Teau ‘Mr T’ Aiturau is the founder of Time To Thrive – To Stay Alive, a cycling-focused charitable trust that aims to improve the health of his south Auckland community.
He shares his story and a few of his favourite south Auckland spots:
This is where our bike workshop has moved to temporarily after we outgrew the space we had at Whare Koa Māngere Community House.
Most of the bikes are donated - visit facebook.com/tripleteez if you can help - and we use them for community rides, and also for our school programmes, where we teach kids how to ride. If they want to have their own, they have to come into the workshop and have a tinker. There are always bikes that need repairing and they earn theirs by helping out.
When I had some health problems (I weighed 252kg in 2014), I started riding and my doctor gave me a mountain bike. That changed my life. So I’m trying to do the same for others. Now my motto is, ‘Keep the wheels spinning’. I started doing this five years ago, helping a few kids, and it just built from there.
I bought 10 bikes for $80 at Turners Auctions and fixed them up. And then we eventually moved to this garage in one of the park’s maintenance sheds. As for how many bikes we’ve given away, it would probably be getting up to the thousand mark. Auckland Council has part-funded us from the start, but we always need more money to run our events. And we always need more bikes.
It’s basically all volunteers; there are four of us — just people who have a passion for our community and want to help. I love what I do. And I’d probably be up to no good if I wasn’t doing this.
Papatūānuku Kōkiri Marae is also in the park for people to visit. They have community gardens and beehives. There’s also a miniature steam train and lots of grass, so you’ve always got sport on. What we want now is to get a permanent base here, a pump track or BMX track, and connect up the cycleways to the Town Centre. That’d be great for the community.

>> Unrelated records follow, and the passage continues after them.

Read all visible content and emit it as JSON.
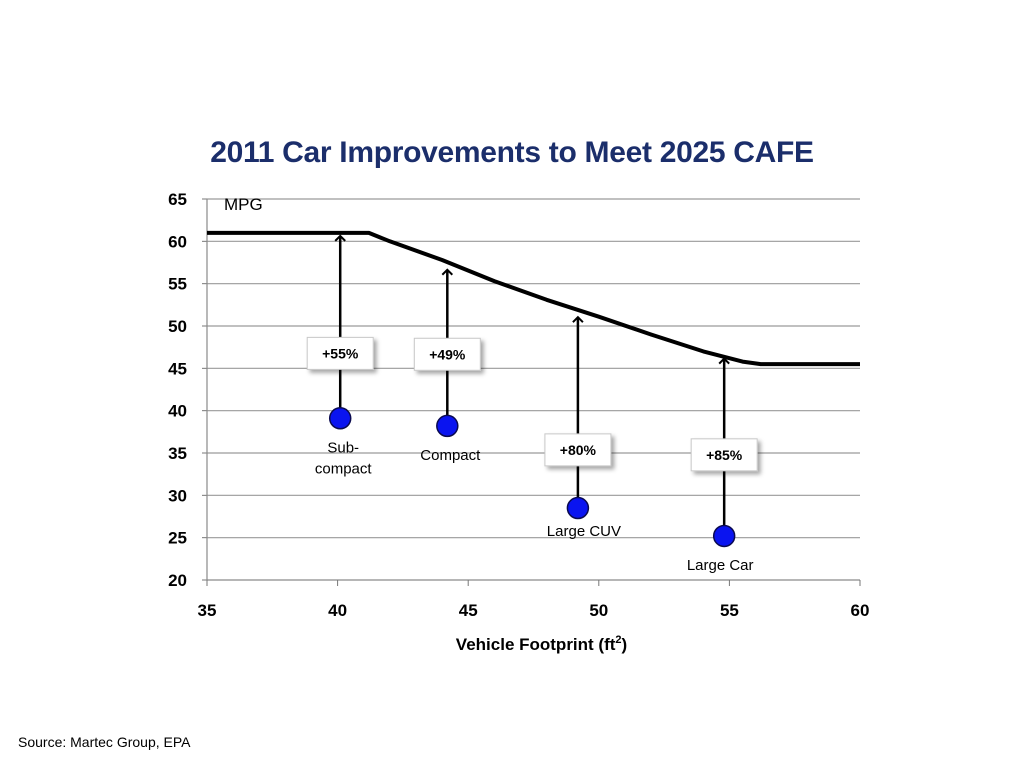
{
  "chart_data": {
    "type": "line",
    "title": "2011 Car Improvements to Meet 2025 CAFE",
    "ylabel": "MPG",
    "xlabel_main": "Vehicle Footprint (ft",
    "xlabel_sup": "2",
    "xlabel_close": ")",
    "xlim": [
      35,
      60
    ],
    "ylim": [
      20,
      65
    ],
    "x_ticks": [
      35,
      40,
      45,
      50,
      55,
      60
    ],
    "y_ticks": [
      20,
      25,
      30,
      35,
      40,
      45,
      50,
      55,
      60,
      65
    ],
    "grid": "horizontal",
    "target_curve": {
      "x": [
        35,
        40.5,
        41.2,
        42,
        44,
        46,
        48,
        50,
        52,
        54,
        55.5,
        56.2,
        60
      ],
      "y": [
        61,
        61,
        61,
        60,
        57.8,
        55.3,
        53.1,
        51.1,
        49,
        47,
        45.8,
        45.5,
        45.5
      ]
    },
    "vehicles": [
      {
        "label": "Sub-",
        "label2": "compact",
        "x": 40.1,
        "y": 39.1,
        "target": 61.0,
        "improvement": "+55%"
      },
      {
        "label": "Compact",
        "label2": "",
        "x": 44.2,
        "y": 38.2,
        "target": 57.0,
        "improvement": "+49%"
      },
      {
        "label": "Large CUV",
        "label2": "",
        "x": 49.2,
        "y": 28.5,
        "target": 51.4,
        "improvement": "+80%"
      },
      {
        "label": "Large Car",
        "label2": "",
        "x": 54.8,
        "y": 25.2,
        "target": 46.5,
        "improvement": "+85%"
      }
    ],
    "colors": {
      "title": "#1b2e6b",
      "marker": "#0a14f0",
      "marker_stroke": "#0a0a50",
      "grid": "#9a9a9a",
      "curve": "#000000"
    }
  },
  "source": "Source: Martec Group, EPA"
}
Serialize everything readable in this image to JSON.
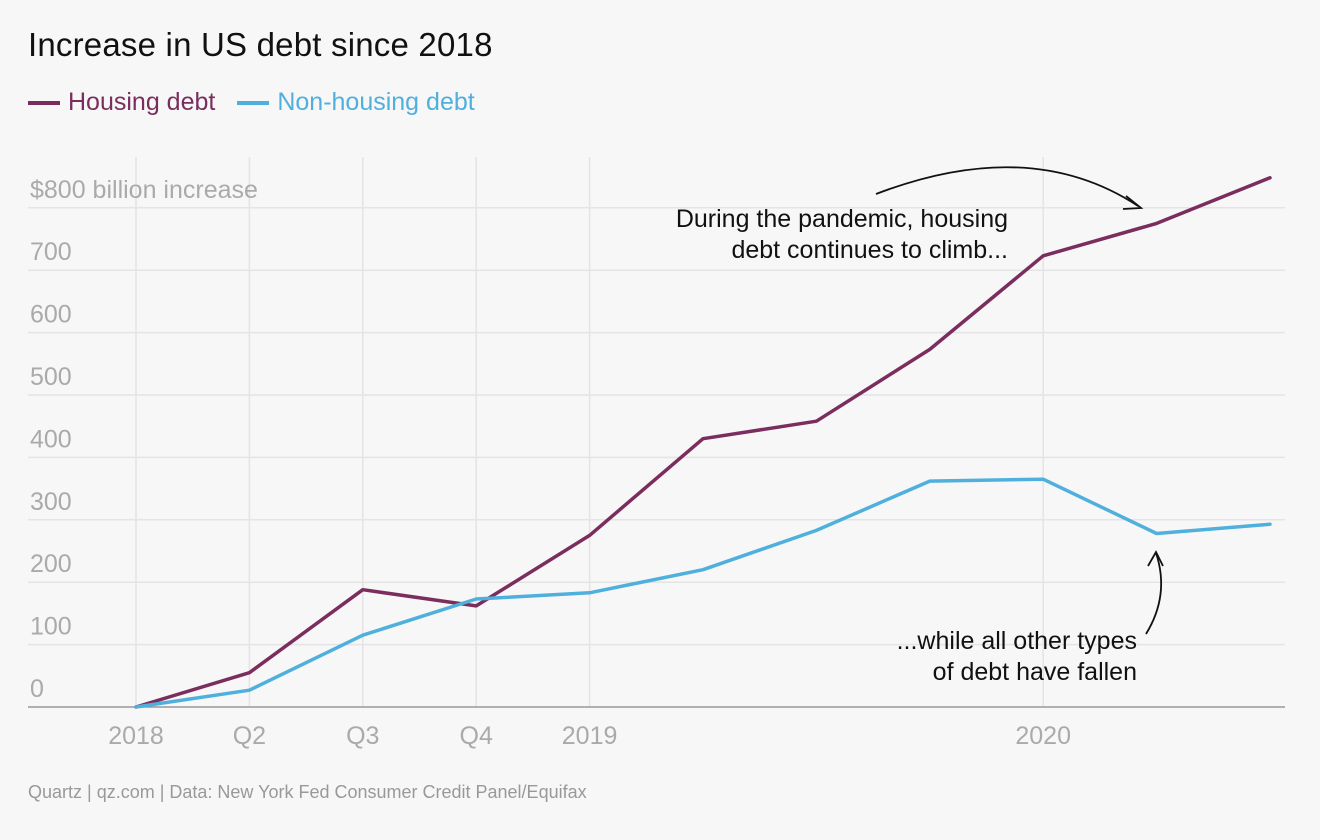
{
  "header": {
    "title": "Increase in US debt since 2018",
    "legend": [
      {
        "label": "Housing debt",
        "color": "#7b2e5e"
      },
      {
        "label": "Non-housing debt",
        "color": "#4fb0de"
      }
    ]
  },
  "footer": {
    "source": "Quartz | qz.com | Data: New York Fed Consumer Credit Panel/Equifax"
  },
  "chart_data": {
    "type": "line",
    "title": "Increase in US debt since 2018",
    "xlabel": "",
    "ylabel": "",
    "x": [
      "2018 Q1",
      "2018 Q2",
      "2018 Q3",
      "2018 Q4",
      "2019 Q1",
      "2019 Q2",
      "2019 Q3",
      "2019 Q4",
      "2020 Q1",
      "2020 Q2",
      "2020 Q3"
    ],
    "x_tick_labels": [
      "2018",
      "Q2",
      "Q3",
      "Q4",
      "2019",
      "",
      "",
      "",
      "2020",
      "",
      ""
    ],
    "y_tick_labels": [
      "0",
      "100",
      "200",
      "300",
      "400",
      "500",
      "600",
      "700",
      "$800 billion increase"
    ],
    "y_ticks": [
      0,
      100,
      200,
      300,
      400,
      500,
      600,
      700,
      800
    ],
    "ylim": [
      0,
      850
    ],
    "grid": true,
    "legend_position": "top-left",
    "series": [
      {
        "name": "Housing debt",
        "color": "#7b2e5e",
        "values": [
          0,
          55,
          188,
          162,
          275,
          430,
          458,
          573,
          723,
          775,
          848
        ]
      },
      {
        "name": "Non-housing debt",
        "color": "#4fb0de",
        "values": [
          0,
          27,
          115,
          173,
          183,
          220,
          283,
          362,
          365,
          278,
          293
        ]
      }
    ],
    "annotations": [
      {
        "lines": [
          "During the pandemic, housing",
          "debt continues to climb..."
        ]
      },
      {
        "lines": [
          "...while all other types",
          "of debt have fallen"
        ]
      }
    ]
  }
}
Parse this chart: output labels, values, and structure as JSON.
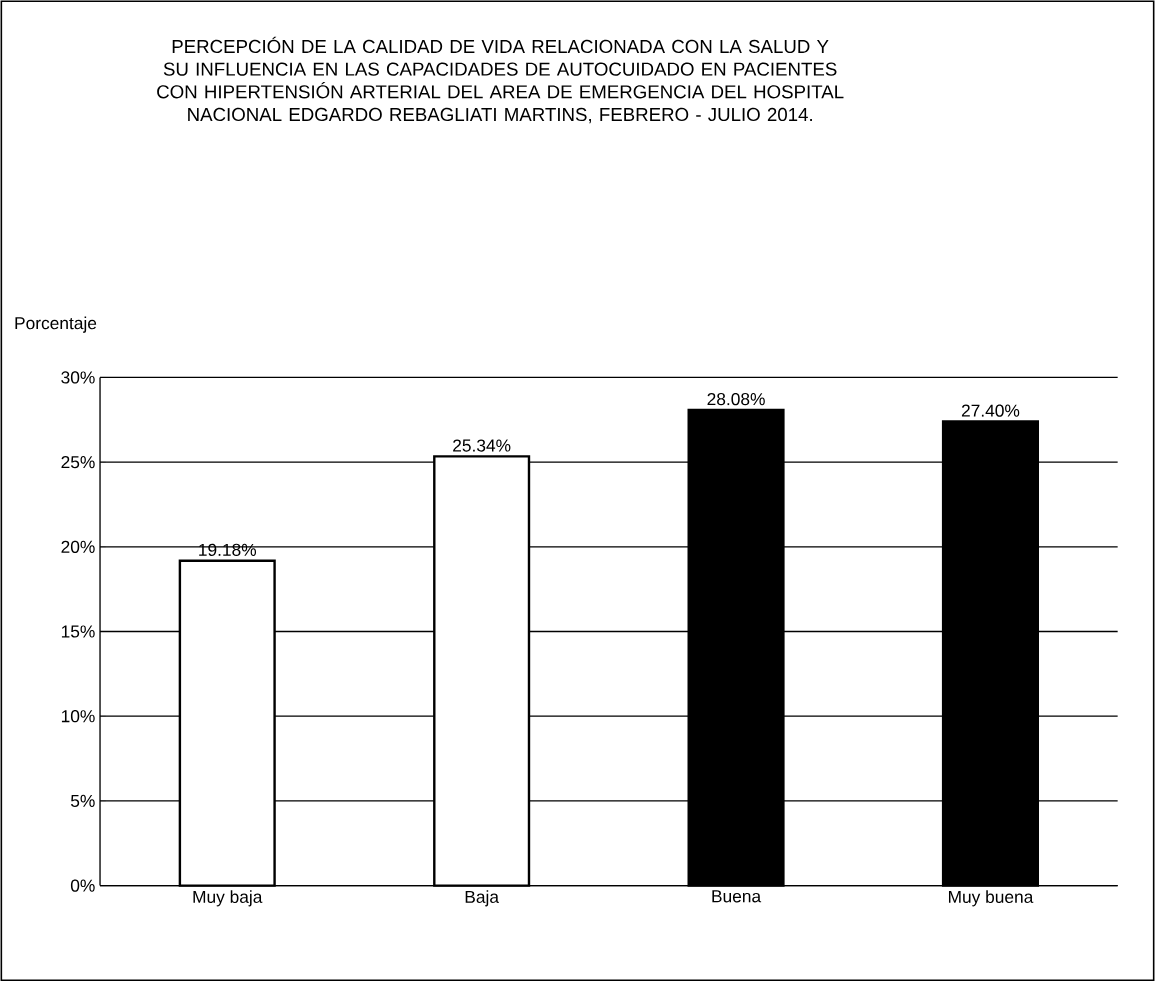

There’s lots of nice food in the mall, and a market on Thursday nights that is great fun. The Te Ara Mua – Future Streets programme has created all these separated cycle lanes around the Town Centre that are a lot safer, and they connect to the airport and to Māngere Bridge.
The Town Centre is where a lot of our rides start, and we had our big Christmas in the Carpark event there. We gave away 20 bikes. I love riding. It’s just joy and adrenaline and it’s great when you pass cars on the road and go, “See ya!” It’s so satisfying.
As well as the indoor pools, there are outdoor pools, a couple of slides and a splash pad that open during summer. It’s always so busy and fun. We have bikes out front for people to use, too. You just come and register at the main desk, and then you can take them out. We had some of the old Postie bikes parked up there and a couple of ladies caught onto them and didn’t want to give them back. So now we’ve got brand-new Merida bikes out there.
The track is flat, there are no cars and it’s beautiful. It goes through Ambury Regional Park, around the Watercare ponds, to Puketutu Island and all the way out to Ihumātao and the Ōtuataua Stonefields. I generally just ride past all the animals at Ambury farm. “See ya!”
And if we want a swim, we go around Ambury or maybe Onehunga Bay Reserve. You can stop off for an ice cream at The Strawberry Farm on Kirkbride Road.
I was born and raised in Māngere so I’ve been going there all my life. And you can bike to Māngere Mountain and head up to the top if you want a good view.